Conceving a Visual Part

for Saint François d'Assise

by Olivier Messiaen

The conception of a visual part for a musical work, always starts for me with extending the musical composition into image. That means concretely to begin from the score and write image as if it was part of orchestration, extend instrumental gestures, illuminate the harmonic situations. The visual form and dramaturgy must then result from the musical form, help its perception, never contradict its unfolding.

In the particular case of an opera in concert situation, is added the necessity to clarify an action which is not theatrically represented, and which therefore risks to do not be understandable by the audience, who may not know the libretto by heart.

It is also, sometimes about helping the identification of the characters. For instance, in Ravel’s L'Enfant et les sortilèges the singers have several roles, and it is then very difficult in concert situation to know which character is singing at a given moment. I have for this reason conceive the principle of “virtual masks”: the face of the singer is doubled in video by a transparent mask which allows to clearly identify the character which is played, a process that also happen to be plastically interesting.
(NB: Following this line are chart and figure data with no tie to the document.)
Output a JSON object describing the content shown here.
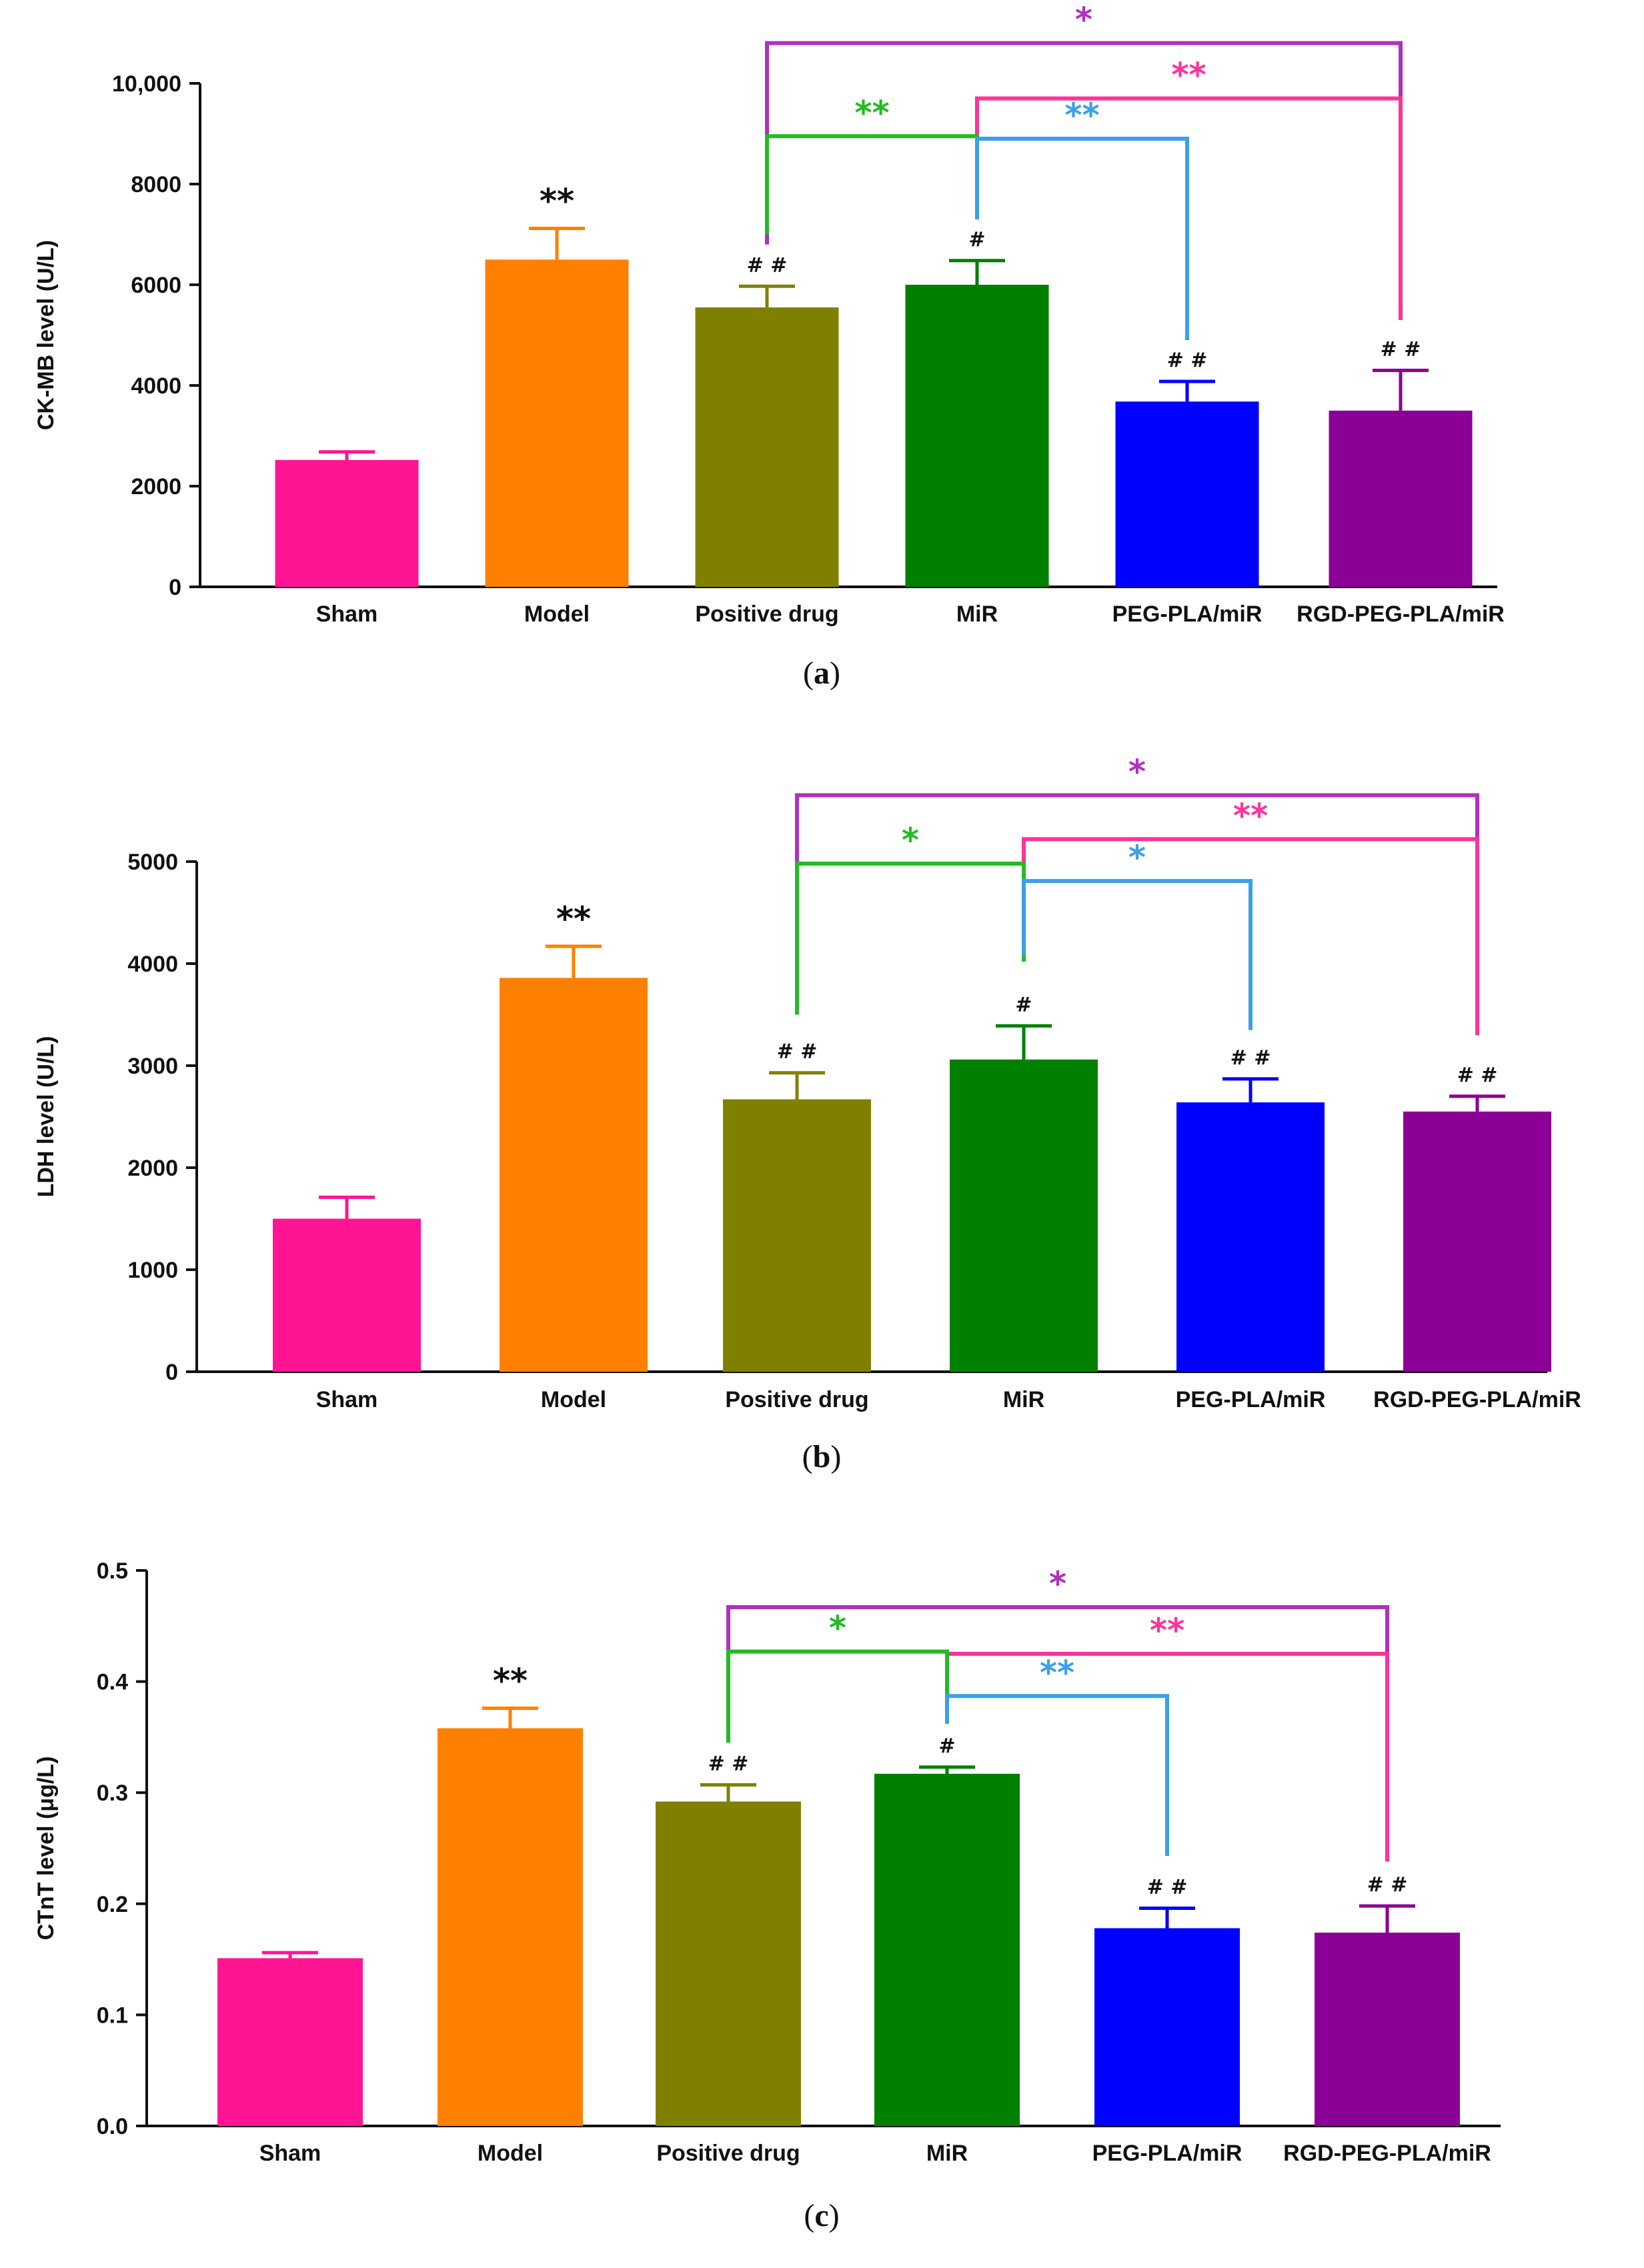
{
  "chart_data": [
    {
      "panel": "a",
      "type": "bar",
      "ylabel": "CK-MB level (U/L)",
      "ylim": [
        0,
        10000
      ],
      "yticks": [
        0,
        2000,
        4000,
        6000,
        8000,
        10000
      ],
      "ytick_labels": [
        "0",
        "2000",
        "4000",
        "6000",
        "8000",
        "10,000"
      ],
      "categories": [
        "Sham",
        "Model",
        "Positive drug",
        "MiR",
        "PEG-PLA/miR",
        "RGD-PEG-PLA/miR"
      ],
      "values": [
        2520,
        6500,
        5550,
        6000,
        3680,
        3500
      ],
      "errors": [
        160,
        620,
        420,
        480,
        400,
        800
      ],
      "colors": [
        "#ff1493",
        "#ff8000",
        "#808000",
        "#008000",
        "#0000ff",
        "#8b0096"
      ],
      "marks": [
        "",
        "**",
        "# #",
        "#",
        "# #",
        "# #"
      ],
      "brackets": [
        {
          "from": 2,
          "to": 5,
          "y": 10800,
          "from_end": 6800,
          "to_end": 5300,
          "label": "*",
          "color": "#b030c0"
        },
        {
          "from": 3,
          "to": 5,
          "y": 9700,
          "from_end": 7300,
          "to_end": 5300,
          "label": "**",
          "color": "#ff3399"
        },
        {
          "from": 2,
          "to": 3,
          "y": 8950,
          "from_end": 7000,
          "to_end": 7500,
          "label": "**",
          "color": "#22bb22"
        },
        {
          "from": 3,
          "to": 4,
          "y": 8900,
          "from_end": 7300,
          "to_end": 4900,
          "label": "**",
          "color": "#3ca0e6"
        }
      ],
      "caption": "a"
    },
    {
      "panel": "b",
      "type": "bar",
      "ylabel": "LDH level (U/L)",
      "ylim": [
        0,
        5000
      ],
      "yticks": [
        0,
        1000,
        2000,
        3000,
        4000,
        5000
      ],
      "ytick_labels": [
        "0",
        "1000",
        "2000",
        "3000",
        "4000",
        "5000"
      ],
      "categories": [
        "Sham",
        "Model",
        "Positive drug",
        "MiR",
        "PEG-PLA/miR",
        "RGD-PEG-PLA/miR"
      ],
      "values": [
        1500,
        3860,
        2670,
        3060,
        2640,
        2550
      ],
      "errors": [
        210,
        310,
        260,
        330,
        230,
        150
      ],
      "colors": [
        "#ff1493",
        "#ff8000",
        "#808000",
        "#008000",
        "#0000ff",
        "#8b0096"
      ],
      "marks": [
        "",
        "**",
        "# #",
        "#",
        "# #",
        "# #"
      ],
      "brackets": [
        {
          "from": 2,
          "to": 5,
          "y": 5650,
          "from_end": 3500,
          "to_end": 3300,
          "label": "*",
          "color": "#b030c0"
        },
        {
          "from": 3,
          "to": 5,
          "y": 5220,
          "from_end": 4050,
          "to_end": 3300,
          "label": "**",
          "color": "#ff3399"
        },
        {
          "from": 2,
          "to": 3,
          "y": 4980,
          "from_end": 3500,
          "to_end": 4020,
          "label": "*",
          "color": "#22bb22"
        },
        {
          "from": 3,
          "to": 4,
          "y": 4810,
          "from_end": 4080,
          "to_end": 3350,
          "label": "*",
          "color": "#3ca0e6"
        }
      ],
      "caption": "b"
    },
    {
      "panel": "c",
      "type": "bar",
      "ylabel": "CTnT level (μg/L)",
      "ylim": [
        0,
        0.5
      ],
      "yticks": [
        0,
        0.1,
        0.2,
        0.3,
        0.4,
        0.5
      ],
      "ytick_labels": [
        "0.0",
        "0.1",
        "0.2",
        "0.3",
        "0.4",
        "0.5"
      ],
      "categories": [
        "Sham",
        "Model",
        "Positive drug",
        "MiR",
        "PEG-PLA/miR",
        "RGD-PEG-PLA/miR"
      ],
      "values": [
        0.151,
        0.358,
        0.292,
        0.317,
        0.178,
        0.174
      ],
      "errors": [
        0.005,
        0.018,
        0.015,
        0.006,
        0.018,
        0.024
      ],
      "colors": [
        "#ff1493",
        "#ff8000",
        "#808000",
        "#008000",
        "#0000ff",
        "#8b0096"
      ],
      "marks": [
        "",
        "**",
        "# #",
        "#",
        "# #",
        "# #"
      ],
      "brackets": [
        {
          "from": 2,
          "to": 5,
          "y": 0.467,
          "from_end": 0.345,
          "to_end": 0.238,
          "label": "*",
          "color": "#b030c0"
        },
        {
          "from": 3,
          "to": 5,
          "y": 0.425,
          "from_end": 0.362,
          "to_end": 0.238,
          "label": "**",
          "color": "#ff3399"
        },
        {
          "from": 2,
          "to": 3,
          "y": 0.427,
          "from_end": 0.345,
          "to_end": 0.362,
          "label": "*",
          "color": "#22bb22"
        },
        {
          "from": 3,
          "to": 4,
          "y": 0.387,
          "from_end": 0.362,
          "to_end": 0.243,
          "label": "**",
          "color": "#3ca0e6"
        }
      ],
      "caption": "c"
    }
  ]
}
Similarly, the singers, captured live by cameras, are inserted in “virtual decors”, which unlike in the traditional situation at the theater or the opera, may vary continuously, transform to help the understanding of the action, but also in function of the musical composition. For instance, in the Wozzeck for Esa-Pekka Salonen and the Philharmonia of London in 2009 at the Royal Albert Hall, virtual decors were representing the reflections of the hallucinations than the character is undergoing, and for this, I used references to the pictorial universe of Franz Mac, contemporary of the writing of the opera.

In Saint François d’Assise, it is about restituting in the visual part all the richness of Messiaen’s music; to recreate in the image the living pictures that he has imagined and realized in the libretto and the music; to make correspond to the extraordinary palette of timbres, a palette of colors, inspired or the rich iconography which inspired himself, as well as of the theories of the composer about color.

The action of these “Franciscan scenes” is relatively simple and does not make major problem. Then, the visual part can principally be concerned by the understanding of the situations of the libretto, and especially on the musical development.

It is also about giving the possibility to see, thanks to cameras, the singers faces, which transport so much affects and expressions which are too often lost in a traditional opera presentation. This is including in this way that the visual part integrates completely in the concert, by creating a constant dialogue between the singers on the front of the stage, and their reflections on the screen above the orchestra, and does not constitute only a film which would run in parallel, indifferent to what is playing on the stage.

For these virtual decors, we are using as principal sources, on the one hand the real landscapes of Toscana and Umbria where the action happens, and on the other hand the pictures of Giotto, principally the ones which are in the Assise Basilique, and which have been a major source of inspiration for Messiaen.

These materials are never used directly, but are previously processed or serve as inspiration to compose the virtual decors in which the singers are transported live.

The virtual decors evolve by following the inside path traveled by François.

In the overall, the musical writing, rhythmic and timbral invention, offer fascinating visual parallels. Especially when we know how much Messiaen was passionate of colors, that he was seing them when composing and listening music. “Mes chords are colors. They generate intellectual colors, which evolve with them” (in Olivier Messiaen : Musique et couleur, entretiens avec Claude Samuel, Belfond 1986).

A direct application, transposing from the musical to the visual, of the colored universe of Messiaen, has never been attempted so far. It is not sure that it makes sense, as the descriptions that the composer has made of his colored visions seem really personal and difficult to reproduce and transmit.

However, the idea of a visual creation, respectful of the ideas of the composer, starting from the score to extend the composition into image, seem particularly timely.

The thousands of chords of Messiaen’s score, will be continued into image, in a attempt to restitute, the closest as possible, the “dazzlement” desired by the composer.